Massachusetts regulators charged Bruce Horowitz and his company with unregistered and fraudulent investment advisory activities by taking money for his trading software, but making no trades.
The complaint calls for banning Horowitz, of Walpole, and his company, Massive Abundance, LLC, from securities business in Massachusetts, imposing a permanent cease and desist order on them, and ordering them to make full restitution to investors.
According to Secretary of the Commonwealth William Galvin, Horowitz has a record of grand larceny and fraud in New York.
“This case highlights the need for investors to check on persons offering investment advice, no matter how rosy the picture of anticipated returns,” Galvin said in a statement. “Once again I urge investors to contact my office at 800-269-5428 to check on registration status and disciplinary history before turning over any money in connection with investments.”
The complaint states that first developed trading software for his own accounts 17 years ago, then set up Massive Abundance, LLC. He moved to Massachusetts seven years ago.

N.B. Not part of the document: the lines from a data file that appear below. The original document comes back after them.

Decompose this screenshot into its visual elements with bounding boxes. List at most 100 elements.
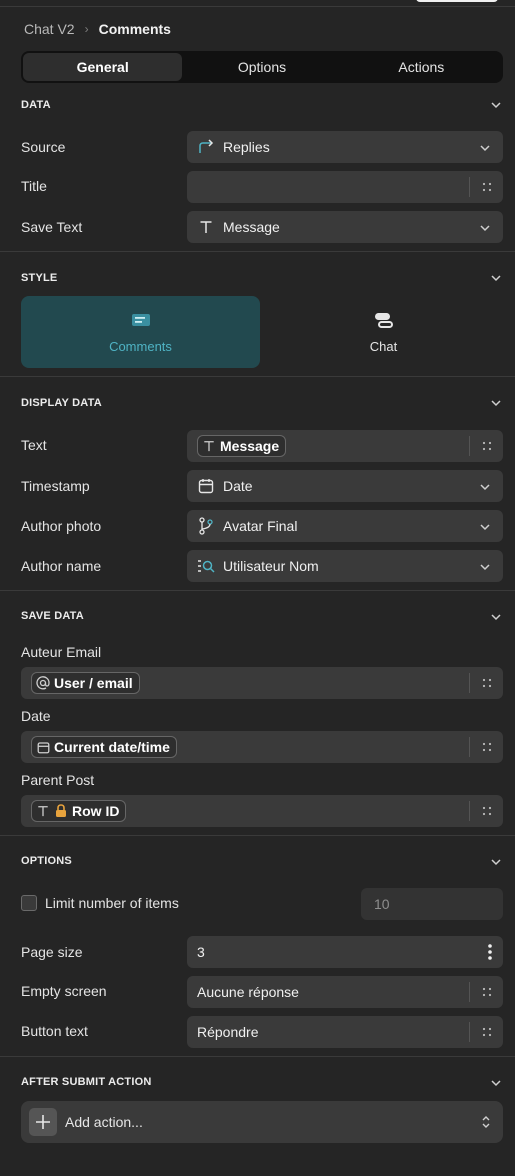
drag-grip-icon[interactable]: [469, 436, 503, 456]
add-action-label: Add action...: [65, 1114, 143, 1130]
tab-actions[interactable]: Actions: [342, 53, 501, 81]
chevron-down-icon[interactable]: [490, 856, 502, 868]
page-size-value: 3: [197, 944, 205, 960]
drag-grip-icon[interactable]: [469, 801, 503, 821]
date-chip[interactable]: Current date/time: [31, 736, 177, 758]
author-photo-select[interactable]: Avatar Final: [187, 510, 503, 542]
chevron-down-icon: [479, 141, 491, 153]
style-option-comments[interactable]: Comments: [21, 296, 260, 368]
style-option-chat[interactable]: Chat: [264, 296, 503, 368]
chevron-down-icon[interactable]: [490, 272, 502, 284]
text-input[interactable]: Message: [187, 430, 503, 462]
timestamp-select[interactable]: Date: [187, 470, 503, 502]
divider: [0, 376, 515, 377]
author-name-value: Utilisateur Nom: [223, 558, 319, 574]
text-chip-value: Message: [220, 438, 280, 454]
more-vertical-icon[interactable]: [485, 943, 495, 961]
drag-grip-icon[interactable]: [469, 1022, 503, 1042]
text-type-icon: [197, 218, 215, 236]
save-text-label: Save Text: [21, 219, 83, 235]
auteur-email-input[interactable]: User / email: [21, 667, 503, 699]
save-text-value: Message: [223, 219, 280, 235]
chat-style-icon: [373, 311, 395, 329]
divider: [0, 1056, 515, 1057]
breadcrumb-separator: ›: [84, 22, 89, 36]
timestamp-value: Date: [223, 478, 253, 494]
text-chip[interactable]: Message: [197, 435, 287, 457]
auteur-email-label: Auteur Email: [21, 644, 102, 660]
chevron-down-icon: [479, 520, 491, 532]
empty-screen-input[interactable]: Aucune réponse: [187, 976, 503, 1008]
breadcrumb-parent[interactable]: Chat V2: [24, 21, 75, 37]
source-select[interactable]: Replies: [187, 131, 503, 163]
breadcrumb: Chat V2 › Comments: [24, 20, 171, 38]
drag-grip-icon[interactable]: [469, 177, 503, 197]
style-option-label: Chat: [369, 338, 398, 354]
author-name-label: Author name: [21, 558, 102, 574]
lock-icon: [54, 804, 68, 818]
section-style-title[interactable]: STYLE: [21, 270, 57, 286]
text-label: Text: [21, 437, 47, 453]
limit-items-checkbox[interactable]: [21, 895, 37, 911]
date-label: Date: [21, 708, 51, 724]
auteur-email-chip[interactable]: User / email: [31, 672, 140, 694]
top-edge: [0, 0, 515, 7]
page-size-input[interactable]: 3: [187, 936, 503, 968]
list-search-icon: [197, 557, 215, 575]
comments-style-icon: [130, 311, 152, 329]
section-data-title[interactable]: DATA: [21, 97, 51, 113]
chevron-down-icon: [479, 221, 491, 233]
parent-post-label: Parent Post: [21, 772, 95, 788]
drag-grip-icon[interactable]: [469, 982, 503, 1002]
limit-items-input[interactable]: 10: [361, 888, 503, 920]
drag-grip-icon[interactable]: [469, 673, 503, 693]
author-photo-value: Avatar Final: [223, 518, 298, 534]
section-options-title[interactable]: OPTIONS: [21, 853, 72, 869]
plus-icon: [29, 1108, 57, 1136]
author-photo-label: Author photo: [21, 518, 102, 534]
empty-screen-value: Aucune réponse: [197, 984, 299, 1000]
add-action-button[interactable]: Add action...: [21, 1101, 503, 1143]
tab-general[interactable]: General: [23, 53, 183, 81]
empty-screen-label: Empty screen: [21, 983, 107, 999]
timestamp-label: Timestamp: [21, 478, 90, 494]
style-option-label: Comments: [109, 338, 172, 354]
limit-items-placeholder: 10: [374, 896, 390, 912]
chevron-down-icon: [479, 560, 491, 572]
author-name-select[interactable]: Utilisateur Nom: [187, 550, 503, 582]
page-size-label: Page size: [21, 944, 83, 960]
source-label: Source: [21, 139, 66, 155]
up-down-chevron-icon: [481, 1115, 491, 1129]
button-text-input[interactable]: Répondre: [187, 1016, 503, 1048]
text-type-icon: [36, 804, 50, 818]
calendar-icon: [197, 477, 215, 495]
arrow-share-icon: [197, 138, 215, 156]
parent-post-value: Row ID: [72, 803, 120, 819]
chevron-down-icon[interactable]: [490, 99, 502, 111]
limit-items-label: Limit number of items: [45, 895, 179, 911]
divider: [0, 251, 515, 252]
section-after-submit-title[interactable]: AFTER SUBMIT ACTION: [21, 1074, 152, 1090]
at-icon: [36, 676, 50, 690]
button-text-label: Button text: [21, 1023, 88, 1039]
drag-grip-icon[interactable]: [469, 737, 503, 757]
chevron-down-icon[interactable]: [490, 611, 502, 623]
calendar-icon: [36, 740, 50, 754]
top-pill: [416, 0, 498, 2]
text-type-icon: [202, 439, 216, 453]
chevron-down-icon[interactable]: [490, 1077, 502, 1089]
breadcrumb-current: Comments: [98, 21, 171, 37]
save-text-select[interactable]: Message: [187, 211, 503, 243]
title-input[interactable]: [187, 171, 503, 203]
source-value: Replies: [223, 139, 270, 155]
tab-options[interactable]: Options: [182, 53, 341, 81]
section-display-data-title[interactable]: DISPLAY DATA: [21, 395, 102, 411]
auteur-email-value: User / email: [54, 675, 133, 691]
section-save-data-title[interactable]: SAVE DATA: [21, 608, 84, 624]
parent-post-chip[interactable]: Row ID: [31, 800, 127, 822]
divider: [0, 590, 515, 591]
parent-post-input[interactable]: Row ID: [21, 795, 503, 827]
chevron-down-icon[interactable]: [490, 397, 502, 409]
date-input[interactable]: Current date/time: [21, 731, 503, 763]
tab-bar: General Options Actions: [21, 51, 503, 83]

According to the complaint, Horowitz met some of his victims by attending other financial advisors’ “seminar dinners” on equity indexed annuities. The complaint alleges that he presented himself as having developed proprietary trading software that would lead to high returns and profits. He promised to invest in futures and equities, but pocketed “a lion’s share of the money,” according to the complaint.
Between November 2014 and March 2015, the complaint charges that Horowitz solicited $15,000 from a Newton investor, $10,000 of which was an upfront fee and the rest to be invested. However, in the following nine months, there was no trading activity.
“Horowitz entered into similar arrangements with other Massachusetts investors, charging upfront fees of at least 200% of the value of the investors’ trading capital and retaining those fees despite his lack of trading activity and his failure to generate profits,” the complaint noted.
In testimony before the Securities Devision, Horowitz said his software system could not properly manage the market volatility of 2015. He said he kept “tweaking” and “fine-tuning” his software system but over 238 days he made no trades in the account of the Newton investor.
“Horowitz and Massive Abundance exercised discretion over the accounts of Massachusetts investors and gained significant profit from their fraudulent and unregistered activity,” the complaint states.